Division between soul and spirit

by M.J. 82 Replies latest watchtower bible

  • M.J.
    M.J.

    Hebrews 4:12
    For the word of God is living and active. Sharper than any double-edged sword, it penetrates even to dividing soul and spirit, joints and marrow; it judges the thoughts and attitudes of the heart.

    The WTS teaches that a soul is the body or "person" and spirit is the "breath" that animates it. But in the above verse the act of dividing soul and spirit is presented as an equivalent act to dividing joints and marrow. So it would follow that since joints and marrow are two similar objects joined together yet separable, that the author would also consider the soul and spirit to be two similar objects joined together yet separable. If this is the case, the WTS definitions don't really fit, since they consider the spirit to be, not an object, but an abstract animating property.
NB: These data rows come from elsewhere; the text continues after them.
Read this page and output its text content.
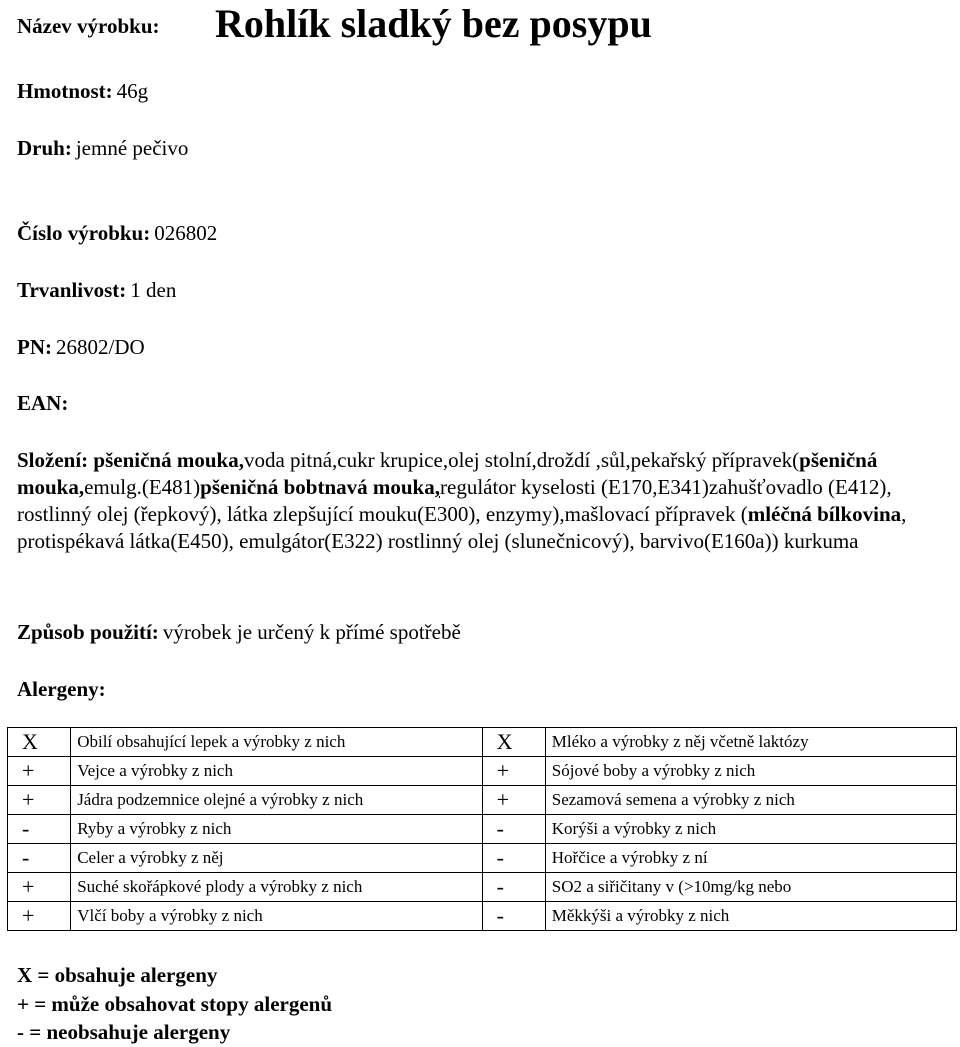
Název výrobku: Rohlík sladký bez posypu
Hmotnost: 46g
Druh: jemné pečivo
Číslo výrobku: 026802
Trvanlivost: 1 den
PN: 26802/DO
EAN:
Složení: pšeničná mouka,voda pitná,cukr krupice,olej stolní,droždí ,sůl,pekařský přípravek(pšeničná mouka,emulg.(E481)pšeničná bobtnavá mouka,regulátor kyselosti (E170,E341)zahušťovadlo (E412), rostlinný olej (řepkový), látka zlepšující mouku(E300), enzymy),mašlovací přípravek (mléčná bílkovina, protispékavá látka(E450), emulgátor(E322) rostlinný olej (slunečnicový), barvivo(E160a)) kurkuma
Způsob použití: výrobek je určený k přímé spotřebě
Alergeny:
X	Obilí obsahující lepek a výrobky z nich	X	Mléko a výrobky z něj včetně laktózy
+	Vejce a výrobky z nich	+	Sójové boby a výrobky z nich
+	Jádra podzemnice olejné a výrobky z nich	+	Sezamová semena a výrobky z nich
-	Ryby a výrobky z nich	-	Korýši a výrobky z nich
-	Celer a výrobky z něj	-	Hořčice a výrobky z ní
+	Suché skořápkové plody a výrobky z nich	-	SO2 a siřičitany v (>10mg/kg nebo
+	Vlčí boby a výrobky z nich	-	Měkkýši a výrobky z nich
X = obsahuje alergeny
+ = může obsahovat stopy alergenů
- = neobsahuje alergeny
    Inserting WTS definitions renders the verse: "it penetrates even to dividing person and life, joints and marrow." which really doesn't make much logical sense.

    But if we assume the WTS definitions are incorrect, then what are the "right" definitions? What then is the difference between soul and spirit?

  • Hellrider
    Hellrider
    For the word of God is living and active. Sharper than any double-edged sword, it penetrates even to dividing soul and spirit, joints and marrow; it judges the thoughts and attitudes of the heart.

    I haven`t read any commentary on this verse, but this is what I think: Often the meaning of a verse is the opposite of what it looks like at first glance. The point of the author is to highlight that the word of God is so powerful, that it can even penetrate/divide the soul from the spirit. So rather than highlighting the distinction between soul and spirit, his verse actually confirms something I have suspected for a while: That what the Bible calls "soul" and "spirit" (in greek, that is psuche and anima, is that correct? - not sure) - are actually so "close toghether" that they are almost inseperable. This shows also in the death of the first martyr:

    Acts 7:59 They continued to stone Stephen while he prayed, “Lord Jesus, receive my spirit!”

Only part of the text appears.